Five Tips For Moving Families
How do I move with children?
Whether moving your family to a new state or a new neighborhood, the process can be hectic—especially with young children in tow. Preparing kids for what to expect, listening to their concerns, and adding a sense of adventure are all essential steps to suppressing kids' moving fears and keeping your stress levels at bay.
Atlas experts share these five tips for a family-friendly move:
- Time your move. Although circumstances often dictate the date of a move, try to time the process so that it occurs at a calm period in kids' lives. While school schedules make the most obvious difference, milestones in kids' lives like sleeping transitions or potty training should also be taken into account.
- Keep the lines of communication open. Even toddlers understand family circumstances more than parents realize. Acknowledge that a move will inevitably induce fear in kids. Involve them in the conversation; that way, you're more quickly able to answer questions and avoid mood swings or temper tantrums.
- Keep enthusiasm levels high and make it an adventure. Show kids pictures of their new house, school and neighborhood ahead of time. By describing room décor and key points like a bigger backyard and the activities offered by the new community, an unfamiliar environment becomes a place to look forward to rather than fear. Anyone who moved as a child remembers the extra trips to fast food restaurants, getting to swim in a hotel pool, or sleeping in forts. To keep kids' spirits high though the upheaval of a move, capitalize on these unexpected thrills.
- Label boxes clearly.
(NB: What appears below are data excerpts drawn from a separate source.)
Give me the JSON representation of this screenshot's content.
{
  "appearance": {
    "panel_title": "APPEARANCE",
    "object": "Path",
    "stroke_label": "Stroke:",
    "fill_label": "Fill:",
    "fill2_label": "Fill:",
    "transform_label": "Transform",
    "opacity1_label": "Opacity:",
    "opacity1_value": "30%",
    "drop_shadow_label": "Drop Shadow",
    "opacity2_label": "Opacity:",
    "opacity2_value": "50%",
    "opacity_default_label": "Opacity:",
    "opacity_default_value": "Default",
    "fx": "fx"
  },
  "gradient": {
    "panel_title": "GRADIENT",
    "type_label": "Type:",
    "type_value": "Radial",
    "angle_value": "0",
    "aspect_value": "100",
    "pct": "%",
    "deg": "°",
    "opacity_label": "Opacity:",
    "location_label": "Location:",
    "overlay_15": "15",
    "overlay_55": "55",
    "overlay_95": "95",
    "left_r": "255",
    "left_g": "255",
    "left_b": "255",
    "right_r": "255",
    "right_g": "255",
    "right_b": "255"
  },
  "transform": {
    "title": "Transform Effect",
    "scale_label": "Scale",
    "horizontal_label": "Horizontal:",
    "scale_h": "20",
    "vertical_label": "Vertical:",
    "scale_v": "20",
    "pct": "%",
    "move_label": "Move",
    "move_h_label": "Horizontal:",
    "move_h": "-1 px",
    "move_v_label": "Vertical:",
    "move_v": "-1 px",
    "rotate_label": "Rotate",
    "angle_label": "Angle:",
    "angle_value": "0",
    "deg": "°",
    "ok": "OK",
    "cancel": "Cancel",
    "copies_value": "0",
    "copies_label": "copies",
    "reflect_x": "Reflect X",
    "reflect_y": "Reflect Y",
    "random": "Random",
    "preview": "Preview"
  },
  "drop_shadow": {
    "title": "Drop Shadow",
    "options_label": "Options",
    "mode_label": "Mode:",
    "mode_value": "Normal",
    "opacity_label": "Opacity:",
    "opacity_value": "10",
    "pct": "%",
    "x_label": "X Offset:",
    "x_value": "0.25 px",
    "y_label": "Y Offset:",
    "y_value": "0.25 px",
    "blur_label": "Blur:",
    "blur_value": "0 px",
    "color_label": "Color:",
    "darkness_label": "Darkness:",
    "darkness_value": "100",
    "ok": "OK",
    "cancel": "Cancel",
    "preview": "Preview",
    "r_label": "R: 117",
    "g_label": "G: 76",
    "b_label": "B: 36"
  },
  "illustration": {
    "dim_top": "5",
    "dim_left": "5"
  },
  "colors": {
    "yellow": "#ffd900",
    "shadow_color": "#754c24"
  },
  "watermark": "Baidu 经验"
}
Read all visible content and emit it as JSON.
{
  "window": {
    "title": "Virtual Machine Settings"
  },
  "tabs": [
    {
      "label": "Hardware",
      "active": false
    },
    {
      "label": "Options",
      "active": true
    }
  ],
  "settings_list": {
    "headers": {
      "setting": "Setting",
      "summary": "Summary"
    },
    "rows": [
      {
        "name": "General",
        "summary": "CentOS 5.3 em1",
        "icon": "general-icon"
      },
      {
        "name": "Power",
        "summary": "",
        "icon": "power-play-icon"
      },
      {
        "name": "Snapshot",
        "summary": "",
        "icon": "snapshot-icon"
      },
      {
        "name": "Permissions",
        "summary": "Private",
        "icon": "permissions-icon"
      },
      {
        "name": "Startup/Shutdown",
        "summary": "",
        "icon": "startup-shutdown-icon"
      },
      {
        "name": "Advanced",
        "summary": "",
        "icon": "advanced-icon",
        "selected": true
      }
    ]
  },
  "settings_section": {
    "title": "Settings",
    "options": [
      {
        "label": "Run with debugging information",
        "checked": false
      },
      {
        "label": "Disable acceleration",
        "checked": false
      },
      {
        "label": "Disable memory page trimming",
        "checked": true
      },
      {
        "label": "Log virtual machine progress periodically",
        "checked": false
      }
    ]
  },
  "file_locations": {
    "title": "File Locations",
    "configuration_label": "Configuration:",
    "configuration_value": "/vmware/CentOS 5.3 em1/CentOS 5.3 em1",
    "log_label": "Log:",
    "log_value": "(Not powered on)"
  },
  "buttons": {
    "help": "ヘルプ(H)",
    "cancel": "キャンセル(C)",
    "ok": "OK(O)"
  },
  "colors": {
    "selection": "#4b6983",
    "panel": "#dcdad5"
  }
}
In addition to staying as organized as possible with room-by-room labeled boxes, always set aside one toy that your child has to play with "right now" and do your best to know where to find things after the big move. By including specific details about the contents of a box while labeling, necessities are easy to find and at the forefront of the unpacking list.
- When in doubt, call in the troops. Turning to outside help to provide alternate entertainment is oftentimes essential. If family or friends are available and willing, use them—you're likely to accomplish much more if you can find a few kid-free hours or add a few helpers to the mix.